И это действительно оказалось именно так, ведь когда версии о долге и плате за помощь были отметены тысячником, как несостоятельные, ответ оставался только один — Морид. Энейра утверждала, что слышала его голос около менгира. Да и неведомый гость сегодня ночью звал лесовичку, переиначив её имя на амэнский лад. Точь-в-точь, как это сделал и сам Остен. Вот только близких знакомцев среди амэнцев у Энейры числилось немного, в этом тысячник был уверен, так что оставалось прояснить лишь одно...

— А скажи мне, Антар. Какие байки ходят среди подобных тебе о слугах Седобородого? Ну, хотя бы о том, помнят ли они свою человеческую жизнь?

Услышав вопрос тысячника, чующий стал ещё более смурным, чем прежде.

— Да всякое говорят, глава. Вот только чему больше верить, я и сам не знаю. Одни предания говорят, что обращённые в Ловчих люди помнят всю свою прежнюю жизнь, другие утверждают, что слуги Седобородого сохраняют в памяти лишь осколки прежнего — последние или самые сильные впечатления. Даже пара баллад об этом есть — в одной Ловчий появился возле родительского дома спустя двадцать лет после того, как пропал без вести. К тому времени не только его родичи за закат отправились, но и от дома одни развалины остались. В другой ставший слугою Седобородого молодой воин пожаловал на свадьбу к бывшей невесте и напророчил гостям дурное.

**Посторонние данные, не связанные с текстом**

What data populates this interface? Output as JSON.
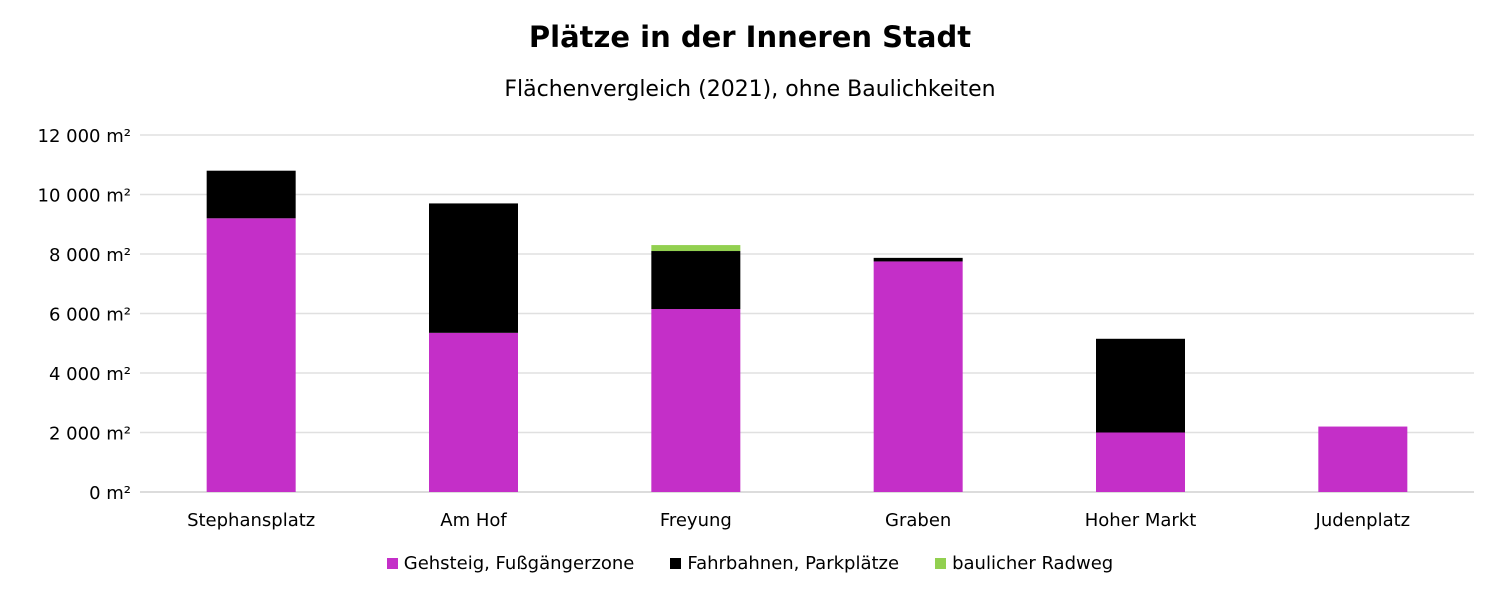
{
  "chart_data": {
    "type": "bar",
    "stacked": true,
    "title": "Plätze in der Inneren Stadt",
    "subtitle": "Flächenvergleich (2021), ohne Baulichkeiten",
    "categories": [
      "Stephansplatz",
      "Am Hof",
      "Freyung",
      "Graben",
      "Hoher Markt",
      "Judenplatz"
    ],
    "series": [
      {
        "name": "Gehsteig, Fußgängerzone",
        "color": "#c42fc8",
        "values": [
          9200,
          5350,
          6150,
          7750,
          2000,
          2200
        ]
      },
      {
        "name": "Fahrbahnen, Parkplätze",
        "color": "#000000",
        "values": [
          1600,
          4350,
          1950,
          120,
          3150,
          0
        ]
      },
      {
        "name": "baulicher Radweg",
        "color": "#92d050",
        "values": [
          0,
          0,
          200,
          0,
          0,
          0
        ]
      }
    ],
    "ylim": [
      0,
      12000
    ],
    "yticks": [
      0,
      2000,
      4000,
      6000,
      8000,
      10000,
      12000
    ],
    "ytick_labels": [
      "0 m²",
      "2 000 m²",
      "4 000 m²",
      "6 000 m²",
      "8 000 m²",
      "10 000 m²",
      "12 000 m²"
    ],
    "grid": true,
    "legend_position": "bottom"
  }
}
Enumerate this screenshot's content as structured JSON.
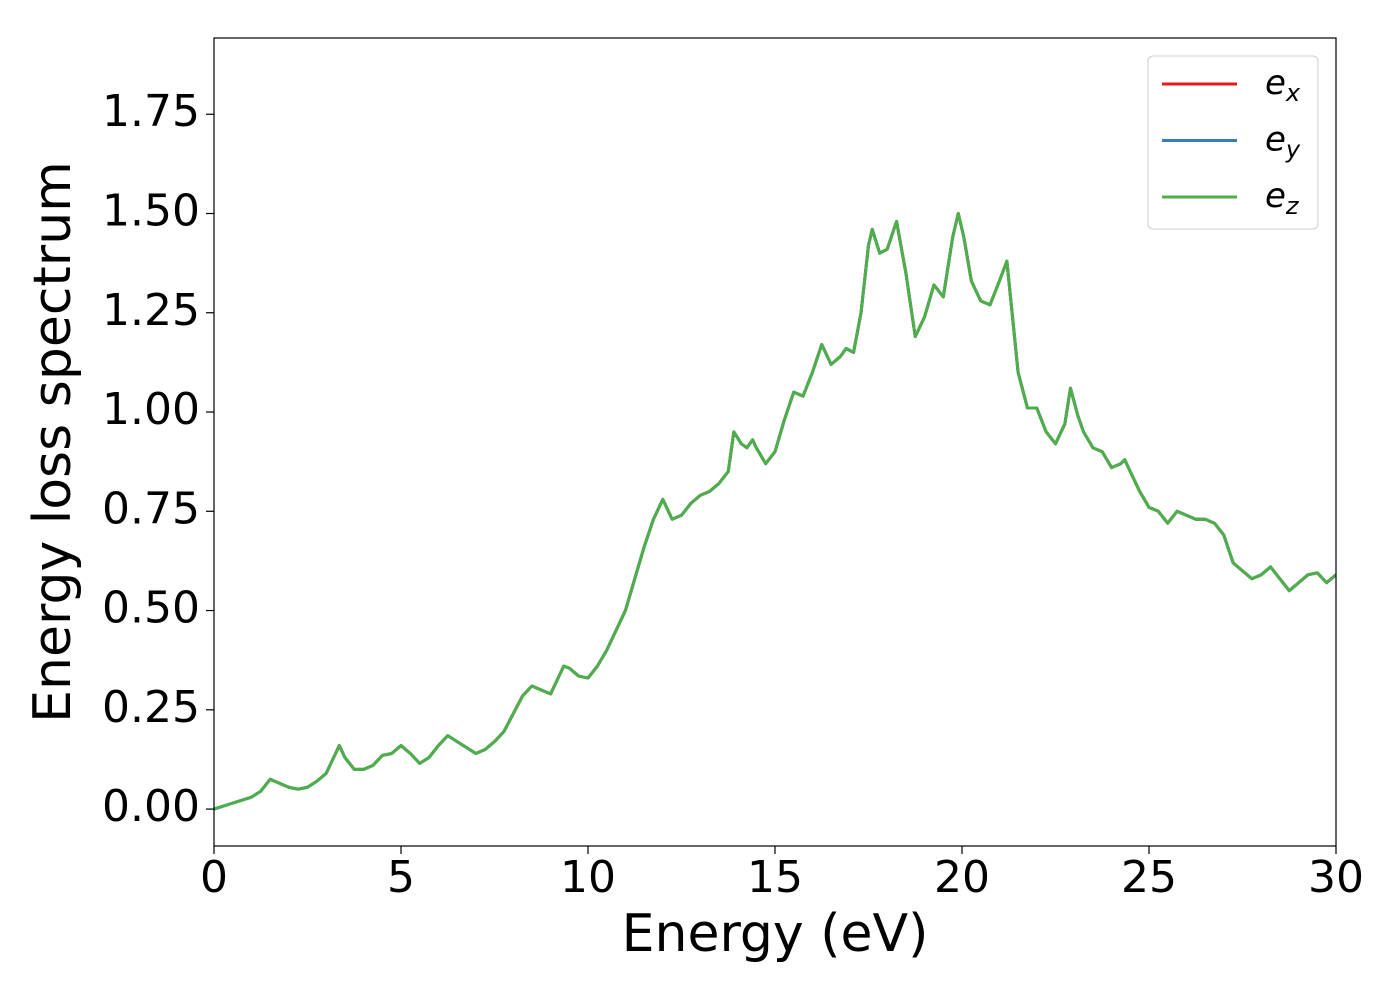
{
  "chart_data": {
    "type": "line",
    "x_label": "Energy (eV)",
    "y_label": "Energy loss spectrum",
    "xlim": [
      0,
      30
    ],
    "ylim": [
      -0.093,
      1.942
    ],
    "xticks": [
      0,
      5,
      10,
      15,
      20,
      25,
      30
    ],
    "yticks": [
      {
        "value": 0,
        "label": "0.00"
      },
      0.25,
      {
        "value": 0.5,
        "label": "0.50"
      },
      0.75,
      {
        "value": 1,
        "label": "1.00"
      },
      1.25,
      {
        "value": 1.5,
        "label": "1.50"
      },
      1.75
    ],
    "legend": "upper right",
    "x": [
      0,
      0.5,
      1,
      1.25,
      1.5,
      1.75,
      2,
      2.25,
      2.5,
      2.75,
      3,
      3.25,
      3.35,
      3.5,
      3.75,
      4,
      4.25,
      4.5,
      4.75,
      5,
      5.25,
      5.5,
      5.75,
      6,
      6.25,
      6.5,
      6.75,
      7,
      7.25,
      7.5,
      7.75,
      8,
      8.25,
      8.5,
      8.75,
      9,
      9.25,
      9.35,
      9.5,
      9.75,
      10,
      10.25,
      10.5,
      10.75,
      11,
      11.25,
      11.5,
      11.75,
      12,
      12.25,
      12.5,
      12.75,
      13,
      13.25,
      13.5,
      13.75,
      13.9,
      14.1,
      14.25,
      14.4,
      14.5,
      14.75,
      15,
      15.25,
      15.5,
      15.75,
      16,
      16.25,
      16.5,
      16.75,
      16.9,
      17.1,
      17.3,
      17.5,
      17.6,
      17.8,
      18,
      18.25,
      18.5,
      18.75,
      19,
      19.25,
      19.5,
      19.75,
      19.9,
      20.05,
      20.25,
      20.5,
      20.75,
      21,
      21.2,
      21.5,
      21.75,
      22,
      22.25,
      22.5,
      22.75,
      22.9,
      23.1,
      23.25,
      23.5,
      23.75,
      24,
      24.25,
      24.35,
      24.5,
      24.75,
      25,
      25.25,
      25.5,
      25.75,
      26,
      26.25,
      26.5,
      26.75,
      27,
      27.25,
      27.5,
      27.75,
      28,
      28.25,
      28.5,
      28.75,
      29,
      29.25,
      29.5,
      29.75,
      30
    ],
    "series": [
      {
        "name": "ex",
        "color": "#e41a1c",
        "values": [
          0,
          0.015,
          0.03,
          0.045,
          0.075,
          0.065,
          0.055,
          0.05,
          0.055,
          0.07,
          0.09,
          0.14,
          0.16,
          0.13,
          0.1,
          0.1,
          0.11,
          0.135,
          0.14,
          0.16,
          0.14,
          0.115,
          0.13,
          0.16,
          0.185,
          0.17,
          0.155,
          0.14,
          0.15,
          0.17,
          0.195,
          0.24,
          0.285,
          0.31,
          0.3,
          0.29,
          0.34,
          0.36,
          0.355,
          0.335,
          0.33,
          0.36,
          0.4,
          0.45,
          0.5,
          0.58,
          0.66,
          0.73,
          0.78,
          0.73,
          0.74,
          0.77,
          0.79,
          0.8,
          0.82,
          0.85,
          0.95,
          0.92,
          0.91,
          0.93,
          0.91,
          0.87,
          0.9,
          0.98,
          1.05,
          1.04,
          1.1,
          1.17,
          1.12,
          1.14,
          1.16,
          1.15,
          1.25,
          1.42,
          1.46,
          1.4,
          1.41,
          1.48,
          1.35,
          1.19,
          1.24,
          1.32,
          1.29,
          1.44,
          1.5,
          1.44,
          1.33,
          1.28,
          1.27,
          1.33,
          1.38,
          1.1,
          1.01,
          1.01,
          0.95,
          0.92,
          0.97,
          1.06,
          0.99,
          0.95,
          0.91,
          0.9,
          0.86,
          0.87,
          0.88,
          0.85,
          0.8,
          0.76,
          0.75,
          0.72,
          0.75,
          0.74,
          0.73,
          0.73,
          0.72,
          0.69,
          0.62,
          0.6,
          0.58,
          0.59,
          0.61,
          0.58,
          0.55,
          0.57,
          0.59,
          0.595,
          0.57,
          0.59
        ]
      },
      {
        "name": "ey",
        "color": "#377eb8",
        "values": [
          0,
          0.015,
          0.03,
          0.045,
          0.075,
          0.065,
          0.055,
          0.05,
          0.055,
          0.07,
          0.09,
          0.14,
          0.16,
          0.13,
          0.1,
          0.1,
          0.11,
          0.135,
          0.14,
          0.16,
          0.14,
          0.115,
          0.13,
          0.16,
          0.185,
          0.17,
          0.155,
          0.14,
          0.15,
          0.17,
          0.195,
          0.24,
          0.285,
          0.31,
          0.3,
          0.29,
          0.34,
          0.36,
          0.355,
          0.335,
          0.33,
          0.36,
          0.4,
          0.45,
          0.5,
          0.58,
          0.66,
          0.73,
          0.78,
          0.73,
          0.74,
          0.77,
          0.79,
          0.8,
          0.82,
          0.85,
          0.95,
          0.92,
          0.91,
          0.93,
          0.91,
          0.87,
          0.9,
          0.98,
          1.05,
          1.04,
          1.1,
          1.17,
          1.12,
          1.14,
          1.16,
          1.15,
          1.25,
          1.42,
          1.46,
          1.4,
          1.41,
          1.48,
          1.35,
          1.19,
          1.24,
          1.32,
          1.29,
          1.44,
          1.5,
          1.44,
          1.33,
          1.28,
          1.27,
          1.33,
          1.38,
          1.1,
          1.01,
          1.01,
          0.95,
          0.92,
          0.97,
          1.06,
          0.99,
          0.95,
          0.91,
          0.9,
          0.86,
          0.87,
          0.88,
          0.85,
          0.8,
          0.76,
          0.75,
          0.72,
          0.75,
          0.74,
          0.73,
          0.73,
          0.72,
          0.69,
          0.62,
          0.6,
          0.58,
          0.59,
          0.61,
          0.58,
          0.55,
          0.57,
          0.59,
          0.595,
          0.57,
          0.59
        ]
      },
      {
        "name": "ez",
        "color": "#4daf4a",
        "values": [
          0,
          0.015,
          0.03,
          0.045,
          0.075,
          0.065,
          0.055,
          0.05,
          0.055,
          0.07,
          0.09,
          0.14,
          0.16,
          0.13,
          0.1,
          0.1,
          0.11,
          0.135,
          0.14,
          0.16,
          0.14,
          0.115,
          0.13,
          0.16,
          0.185,
          0.17,
          0.155,
          0.14,
          0.15,
          0.17,
          0.195,
          0.24,
          0.285,
          0.31,
          0.3,
          0.29,
          0.34,
          0.36,
          0.355,
          0.335,
          0.33,
          0.36,
          0.4,
          0.45,
          0.5,
          0.58,
          0.66,
          0.73,
          0.78,
          0.73,
          0.74,
          0.77,
          0.79,
          0.8,
          0.82,
          0.85,
          0.95,
          0.92,
          0.91,
          0.93,
          0.91,
          0.87,
          0.9,
          0.98,
          1.05,
          1.04,
          1.1,
          1.17,
          1.12,
          1.14,
          1.16,
          1.15,
          1.25,
          1.42,
          1.46,
          1.4,
          1.41,
          1.48,
          1.35,
          1.19,
          1.24,
          1.32,
          1.29,
          1.44,
          1.5,
          1.44,
          1.33,
          1.28,
          1.27,
          1.33,
          1.38,
          1.1,
          1.01,
          1.01,
          0.95,
          0.92,
          0.97,
          1.06,
          0.99,
          0.95,
          0.91,
          0.9,
          0.86,
          0.87,
          0.88,
          0.85,
          0.8,
          0.76,
          0.75,
          0.72,
          0.75,
          0.74,
          0.73,
          0.73,
          0.72,
          0.69,
          0.62,
          0.6,
          0.58,
          0.59,
          0.61,
          0.58,
          0.55,
          0.57,
          0.59,
          0.595,
          0.57,
          0.59
        ]
      }
    ]
  }
}
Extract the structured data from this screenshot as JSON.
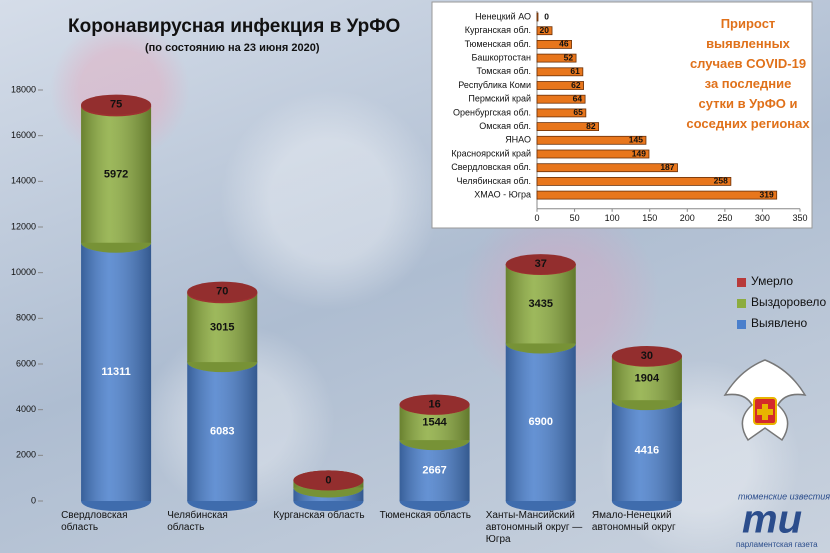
{
  "chart_data": [
    {
      "type": "bar",
      "stacked": true,
      "title": "Коронавирусная инфекция в УрФО",
      "subtitle": "(по состоянию на 23 июня 2020)",
      "categories": [
        "Свердловская область",
        "Челябинская область",
        "Курганская область",
        "Тюменская область",
        "Ханты-Мансийский автономный округ — Югра",
        "Ямало-Ненецкий автономный округ"
      ],
      "series": [
        {
          "name": "Выявлено",
          "color": "#4a7fcc",
          "values": [
            11311,
            6083,
            591,
            2667,
            6900,
            4416
          ]
        },
        {
          "name": "Выздоровело",
          "color": "#8cac3f",
          "values": [
            5972,
            3015,
            312,
            1544,
            3435,
            1904
          ]
        },
        {
          "name": "Умерло",
          "color": "#b83a3a",
          "values": [
            75,
            70,
            0,
            16,
            37,
            30
          ]
        }
      ],
      "ylim": [
        0,
        18000
      ],
      "yticks": [
        0,
        2000,
        4000,
        6000,
        8000,
        10000,
        12000,
        14000,
        16000,
        18000
      ],
      "legend": "right"
    },
    {
      "type": "bar",
      "orientation": "horizontal",
      "title": "Прирост выявленных случаев COVID-19 за последние сутки в УрФО и соседних регионах",
      "categories": [
        "Ненецкий АО",
        "Курганская обл.",
        "Тюменская обл.",
        "Башкортостан",
        "Томская обл.",
        "Республика Коми",
        "Пермский край",
        "Оренбургская обл.",
        "Омская обл.",
        "ЯНАО",
        "Красноярский край",
        "Свердловская обл.",
        "Челябинская обл.",
        "ХМАО - Югра"
      ],
      "values": [
        0,
        20,
        46,
        52,
        61,
        62,
        64,
        65,
        82,
        145,
        149,
        187,
        258,
        319
      ],
      "color": "#e8761c",
      "xlim": [
        0,
        350
      ],
      "xticks": [
        0,
        50,
        100,
        150,
        200,
        250,
        300,
        350
      ]
    }
  ],
  "logo": {
    "top": "тюменские известия",
    "mark": "ти",
    "bottom": "парламентская газета"
  }
}
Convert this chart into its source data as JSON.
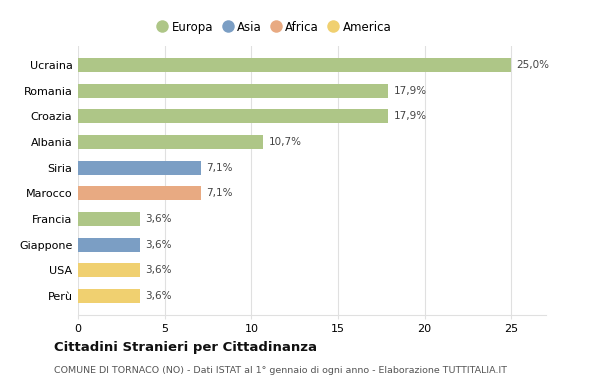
{
  "countries": [
    "Perù",
    "USA",
    "Giappone",
    "Francia",
    "Marocco",
    "Siria",
    "Albania",
    "Croazia",
    "Romania",
    "Ucraina"
  ],
  "values": [
    3.6,
    3.6,
    3.6,
    3.6,
    7.1,
    7.1,
    10.7,
    17.9,
    17.9,
    25.0
  ],
  "labels": [
    "3,6%",
    "3,6%",
    "3,6%",
    "3,6%",
    "7,1%",
    "7,1%",
    "10,7%",
    "17,9%",
    "17,9%",
    "25,0%"
  ],
  "continents": [
    "America",
    "America",
    "Asia",
    "Europa",
    "Africa",
    "Asia",
    "Europa",
    "Europa",
    "Europa",
    "Europa"
  ],
  "colors": {
    "Europa": "#aec687",
    "Asia": "#7b9ec4",
    "Africa": "#e8aa82",
    "America": "#f0d070"
  },
  "legend_order": [
    "Europa",
    "Asia",
    "Africa",
    "America"
  ],
  "xlim": [
    0,
    27
  ],
  "xticks": [
    0,
    5,
    10,
    15,
    20,
    25
  ],
  "title": "Cittadini Stranieri per Cittadinanza",
  "subtitle": "COMUNE DI TORNACO (NO) - Dati ISTAT al 1° gennaio di ogni anno - Elaborazione TUTTITALIA.IT",
  "background_color": "#ffffff",
  "grid_color": "#e0e0e0"
}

— Что ж. Это многое поясняет. — Хотя ответ Чующего всё расставил по местам, Остен ощутил не успокоение, а лишь с каждым мгновением усиливающуюся тревогу. Энейра, по её словам, провела около умирающего Морида несколько недель, и отзывалась о нём не только с теплотой, но и с болью. Винила себя в том, что не смогла толком ему помочь, и это ложная вина, похоже, сделала её беззащитной перед Ловчим, решившим вновь ощутить людское тепло.

Ну, а в том, что Морид, став слугою Седобородого, всё же сохранил воспоминания о лесовичке, на взгляд Остена и вовсе не было ничего удивительного. Энейра при ближайшем знакомстве легко могла запасть не только в память, но и в душу, а тут столько дней подле друг друга. Не мудрено...

Олдер мотнул головой, отогнав совсем уж непрошенные мысли, и Антар, видя, что тысячник принял какое то решение, тихо спросил:

— Этот Ловчий... Он ведь не к тебе приходил, глава?

Остен невесело усмехнулся;

— А с чего бы ему приходить ко мне, Антар? Нет, этот слуга Седобородого положил глаз на нашу лесовичку. Поэтому я хочу спросить тебя ещё об одном. Скажи, Ловчего можно остановить? Что говорят об этом ваши предания?

— А, может, вам, глава, лучше вспомнить, что об этом пишут в колдовских книгах Знающие? — неожиданно сердито буркнул в ответ чующий, но Остен решил пропустить эту дерзость мимо ушей.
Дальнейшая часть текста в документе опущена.